Recordaba que la fachada tenía columnas blancas y una arcada.
Cool se preparaba para ir a almorzar, poniéndose el sombrero ante el espejo. Era notable que una mujer de edad mediana, dura y maciza, cuya personalidad hubiera apagado cuanto se plantara en la cabeza, se preocupase por situar un palmo de tela en un ángulo determinado. Tal vez intentaba tener un aspecto retrechero.
—Hola, querido Donald —me saludó sin volverse—. Has estado trabajando, ¿verdad?
—Sí.
—Eso es lo que le gusta a Berta de ti —continuó, mimosa—. Eres activo; la hierba no crece bajo tus pies cuando tenemos un caso. ¿Qué has descubierto, amor?
—¿Notó las iniciales de la pitillera? —indagué.
Dio media vuelta, completamente alerta.
—¿Qué les pasa?
—C. H. —indiqué, lacónico.
—Bien, ¿y qué?
—Nos dijo que se llamaba Beatriz Ballwin —le recordé—. Las iniciales eran C. H. No me gusta.
—¿Qué no te gusta, querido? —preguntó Berta con acento ominoso.
—¿Por qué no?
Suspiré, dispuesto a aclarar sus ideas.
—Escucha. Viene alguien a explicarnos que la esposa de Gerald Ballwin proyecta espolvorear de veneno el café de su marido. Se da por sentado que nosotros hemos de protegerle. ¿Cómo es posible impedir que una mujer administre a su esposo una cucharada de arsénico en la intimidad del desayuno? No se conseguirá estando de plantón frente a la casa.
—¿Y bien? —insistió Berta.
—Sería necesario estar sentado a la misma mesa —dije—, y cogerla del brazo en el momento en que fuera a endulzar el café con azúcar, darle un cachete en la mano y decirle: «Mala, mala». Y eso no es factible.
—¿Adónde apuntas, Donald? Explícaselo a Berta.
—Ante todo es imposible entrar en la casa; en segundo lugar, es imposible asistir al desayuno y, en tercero, es imposible dictaminar que lo servido sea arsénico o azúcar hasta que el individuo comience a retorcerse.
—Adelante —gruñó Berta.
—Pero suponga que alguien pretende echar vidrio molido en el café de Gerald Ballwin —puntualicé—. Nos envía una persona a contarnos que la mujer de Gerald se dispone a borrarle del mapa. Mientras andamos a ciegas, el desdichado siente dolor de estómago y se reúne con sus antepasados, como tan poéticamente dicen los chinos. Nosotros declaramos que la agencia había sido alquilada para protegerte.
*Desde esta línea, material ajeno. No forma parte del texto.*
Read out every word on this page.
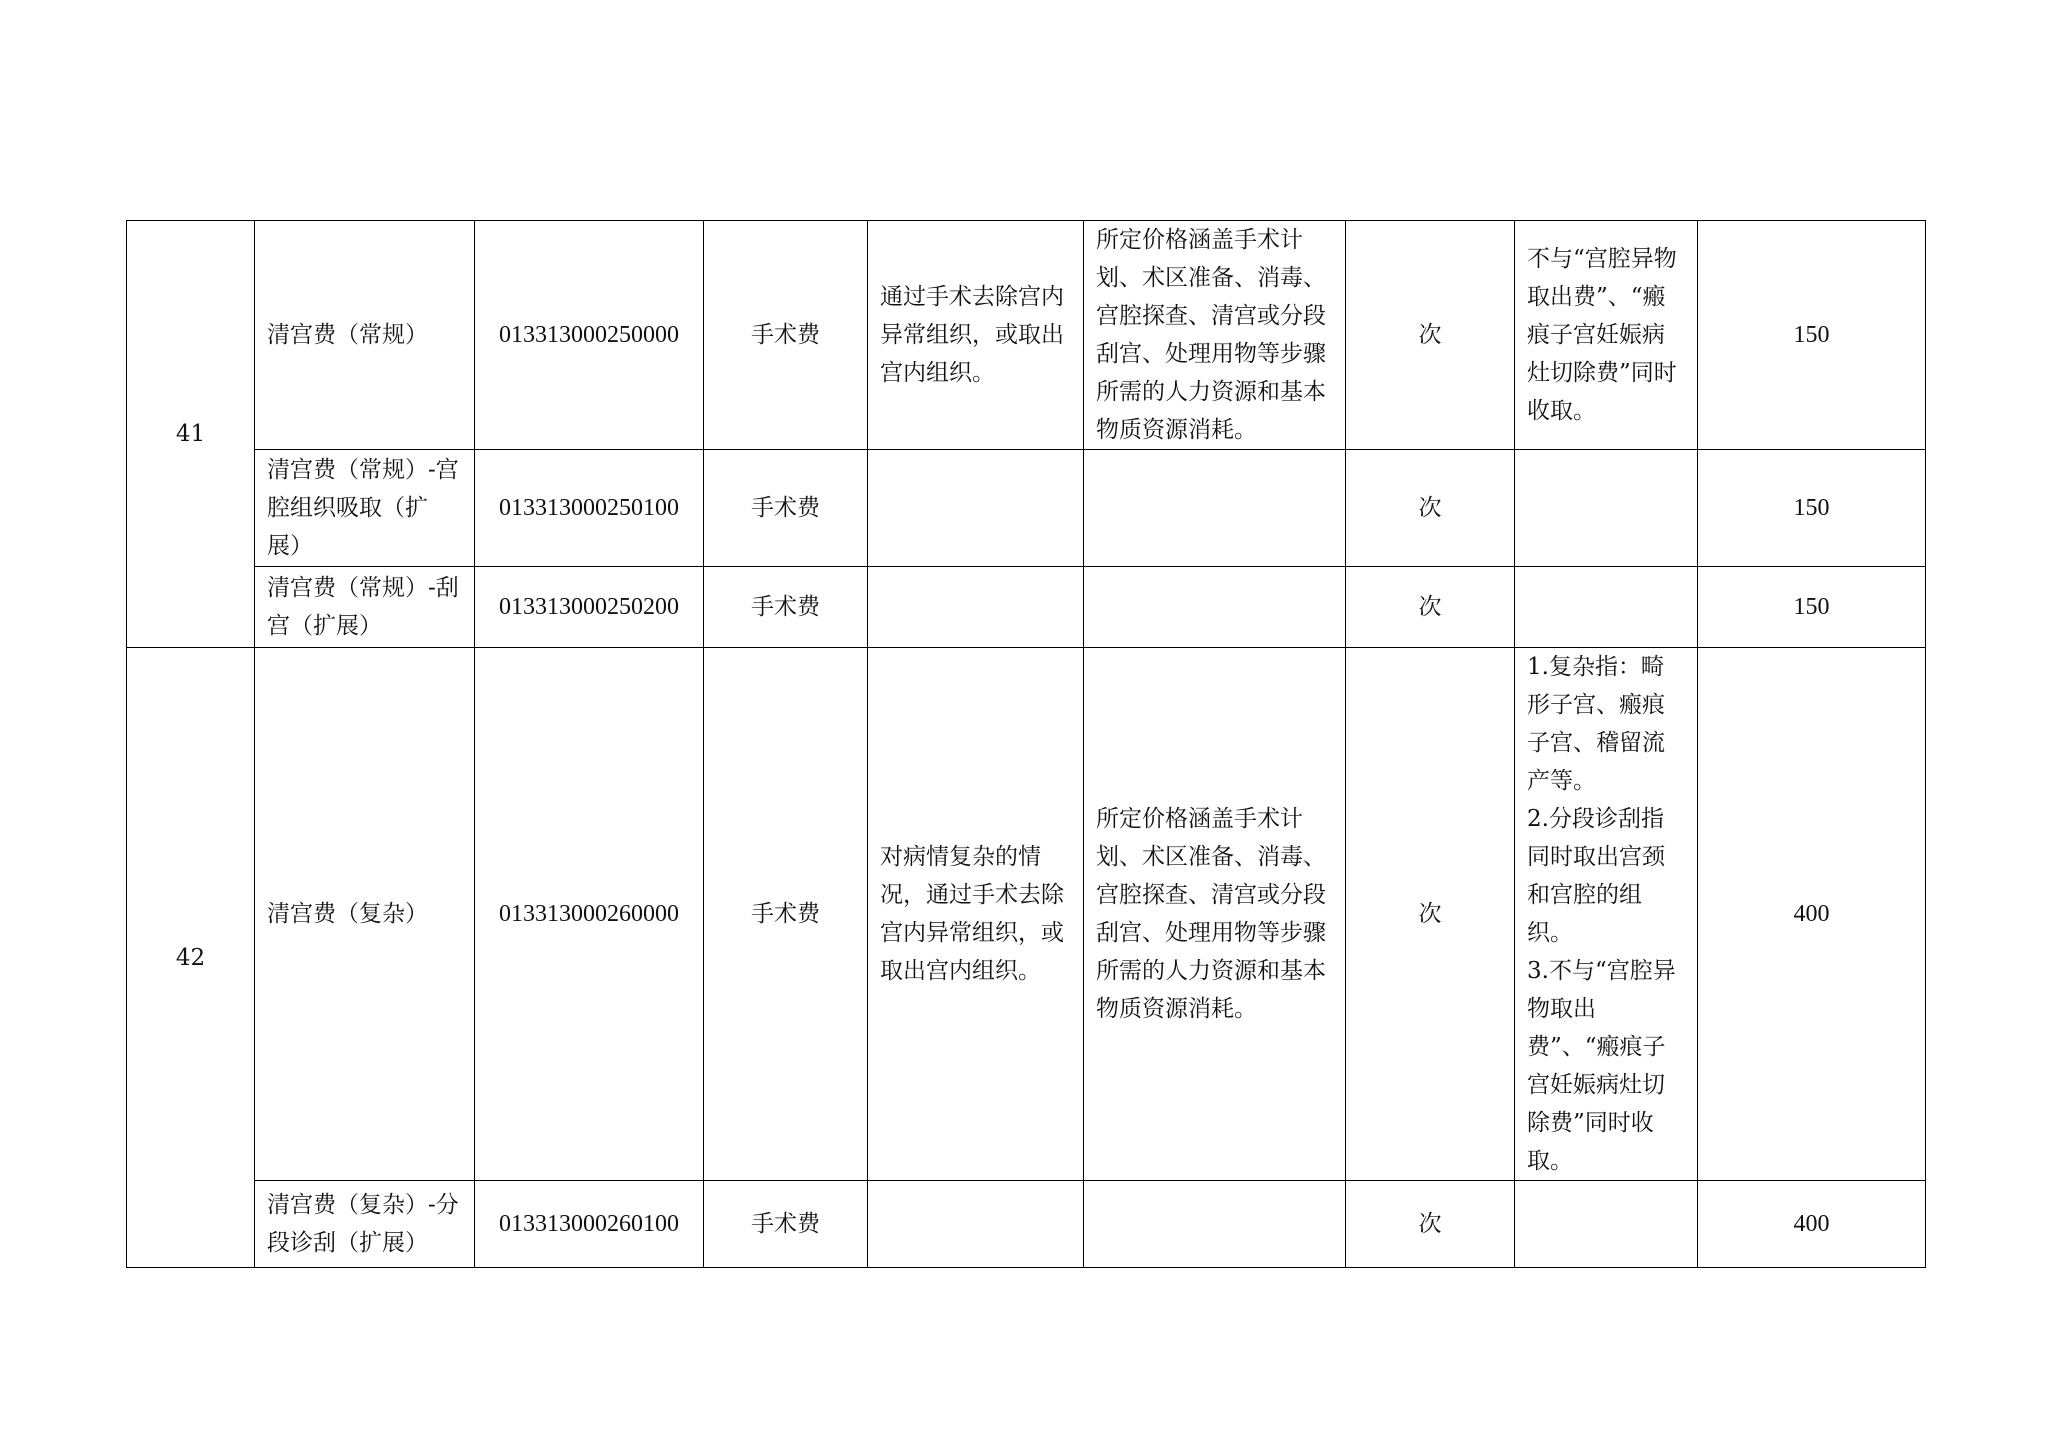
41	清宫费（常规）	013313000250000	手术费	通过手术去除宫内异常组织，或取出宫内组织。	所定价格涵盖手术计划、术区准备、消毒、宫腔探查、清宫或分段刮宫、处理用物等步骤所需的人力资源和基本物质资源消耗。	次	不与“宫腔异物取出费”、“瘢痕子宫妊娠病灶切除费”同时收取。	150
	清宫费（常规）-宫腔组织吸取（扩展）	013313000250100	手术费			次		150
	清宫费（常规）-刮宫（扩展）	013313000250200	手术费			次		150
42	清宫费（复杂）	013313000260000	手术费	对病情复杂的情况，通过手术去除宫内异常组织，或取出宫内组织。	所定价格涵盖手术计划、术区准备、消毒、宫腔探查、清宫或分段刮宫、处理用物等步骤所需的人力资源和基本物质资源消耗。	次	1.复杂指：畸形子宫、瘢痕子宫、稽留流产等。
2.分段诊刮指同时取出宫颈和宫腔的组织。
3.不与“宫腔异物取出费”、“瘢痕子宫妊娠病灶切除费”同时收取。	400
	清宫费（复杂）-分段诊刮（扩展）	013313000260100	手术费			次		400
Así llevamos a cabo dos cosas; concentramos las sospechas en su mujer y demostramos que somos unos chapuceros.
—¿Y qué, amor? —arrulló Berta.
—Pues que no me gusta —gemí—. Las iniciales de la pitillera prueban que la joven es una impostora.
Berta, sacando una llave del bolsillo, se acercó al escritorio. Abriendo el cajón del dinero, blandió un pulcro montoncillo de billetes de diez dólares y aulló:
—Y esto responde que es un cliente.
Disparó los billetes al cajón, echó la llave a éste y se fue a almorzar.